I see this all the time on social media and I’m sure you do too — people asking for recommendations for the best someone to do something at the lowest price, or a ‘good, cheap electrician,’ for example.

Everyone wants a good deal.

But the more I think about it, the more I think that we’re all asking the wrong questions. You wouldn’t go to the lowest cost hair stylist just to get a good deal, and no one would advise going to the least expensive tattoo parlor just to save some money.

If it was all about the cheapest price, Whole Foods Market and Nordstrom’s wouldn’t exist, but they do. Why is that? There are choices for a reason; they set allow businesses to set themselves apart in the marketplace.

I harp on the price question for a reason. We all know accountants, contractors, and attorneys. We also all know that they do not all offer the same quality or the same services. They have differing levels of market knowledge; differing levels of experience; differing levels of expertise; and different personalities that allow them to be a good fit for some and a poor fit for others. Asking for the best at a ‘reasonable’ price is a subjective, relative judgement.

I write this because one of the most frustrating things I get is the weekly complaints from members about another REALTOR® offering a differing commission from what they offer — perhaps deeply discounted or a different structure.

When approached with questions like this, the response should be about your value, your service, and what you offer.

Instead of worrying about the commission rates another REALTOR® is offering, or a rebate to buyers or sellers, focus on what sets you apart – why you are charging what you charge and the value you offer for it.

No two REALTORS® are the same.

You have differing levels of market knowledge, differing levels of experience and expertise, and oftentimes, totally different customer service styles.
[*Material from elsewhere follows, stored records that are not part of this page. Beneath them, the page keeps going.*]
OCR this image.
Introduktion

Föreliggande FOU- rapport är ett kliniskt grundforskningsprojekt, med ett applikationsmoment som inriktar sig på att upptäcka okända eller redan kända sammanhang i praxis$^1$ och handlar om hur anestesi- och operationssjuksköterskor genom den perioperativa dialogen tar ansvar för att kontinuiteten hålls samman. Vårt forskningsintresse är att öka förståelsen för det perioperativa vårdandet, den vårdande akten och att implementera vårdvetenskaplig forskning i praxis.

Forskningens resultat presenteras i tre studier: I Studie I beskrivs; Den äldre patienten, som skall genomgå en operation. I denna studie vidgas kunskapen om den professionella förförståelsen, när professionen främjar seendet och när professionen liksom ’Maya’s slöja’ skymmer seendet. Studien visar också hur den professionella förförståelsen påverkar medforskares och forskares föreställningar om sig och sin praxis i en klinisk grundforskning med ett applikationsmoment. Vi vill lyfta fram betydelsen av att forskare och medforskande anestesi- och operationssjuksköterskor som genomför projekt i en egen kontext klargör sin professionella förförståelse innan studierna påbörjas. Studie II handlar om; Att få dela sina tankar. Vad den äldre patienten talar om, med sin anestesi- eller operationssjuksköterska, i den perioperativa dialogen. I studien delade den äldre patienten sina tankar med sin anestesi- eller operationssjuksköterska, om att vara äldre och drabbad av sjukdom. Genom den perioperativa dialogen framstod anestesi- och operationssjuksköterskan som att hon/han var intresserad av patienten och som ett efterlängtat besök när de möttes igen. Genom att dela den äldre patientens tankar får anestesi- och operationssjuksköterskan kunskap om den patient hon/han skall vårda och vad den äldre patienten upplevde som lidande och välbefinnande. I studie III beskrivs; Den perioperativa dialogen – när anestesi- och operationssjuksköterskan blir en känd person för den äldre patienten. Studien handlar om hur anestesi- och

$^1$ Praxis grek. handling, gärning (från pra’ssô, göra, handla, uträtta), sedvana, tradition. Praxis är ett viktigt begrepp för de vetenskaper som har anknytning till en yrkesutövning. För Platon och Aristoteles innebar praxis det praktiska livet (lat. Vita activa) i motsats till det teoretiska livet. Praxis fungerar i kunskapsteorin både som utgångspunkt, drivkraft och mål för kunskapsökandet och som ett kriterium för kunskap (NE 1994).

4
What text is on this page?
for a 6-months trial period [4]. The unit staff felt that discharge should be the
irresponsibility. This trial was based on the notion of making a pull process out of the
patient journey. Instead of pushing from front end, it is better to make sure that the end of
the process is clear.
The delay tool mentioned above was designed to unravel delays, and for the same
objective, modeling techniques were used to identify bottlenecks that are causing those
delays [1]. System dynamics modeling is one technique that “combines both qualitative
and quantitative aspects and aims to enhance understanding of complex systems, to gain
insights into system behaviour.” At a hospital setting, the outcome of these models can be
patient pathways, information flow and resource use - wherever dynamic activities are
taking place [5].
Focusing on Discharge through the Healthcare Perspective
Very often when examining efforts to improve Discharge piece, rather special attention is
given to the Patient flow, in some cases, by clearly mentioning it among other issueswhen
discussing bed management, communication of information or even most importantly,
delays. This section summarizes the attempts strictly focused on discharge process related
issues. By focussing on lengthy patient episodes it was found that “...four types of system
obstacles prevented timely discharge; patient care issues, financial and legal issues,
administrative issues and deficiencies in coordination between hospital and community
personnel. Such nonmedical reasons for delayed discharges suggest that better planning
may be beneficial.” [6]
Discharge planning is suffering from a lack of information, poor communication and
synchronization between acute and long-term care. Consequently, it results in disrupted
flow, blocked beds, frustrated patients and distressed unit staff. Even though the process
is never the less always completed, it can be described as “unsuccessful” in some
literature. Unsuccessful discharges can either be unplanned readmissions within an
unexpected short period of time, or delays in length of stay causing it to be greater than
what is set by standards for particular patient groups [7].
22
It’s about the best fit for the customer, and that’s not always about low cost. In fact, it almost never is.

Most everyone lists on the predominant multiple listing service in the market; most everyone has (or should have) professional photographs taken of property; most everyone put the property on the “internets” (oh, don’t get me started on what this means); so, what else do you do that makes you worth what clients are paying?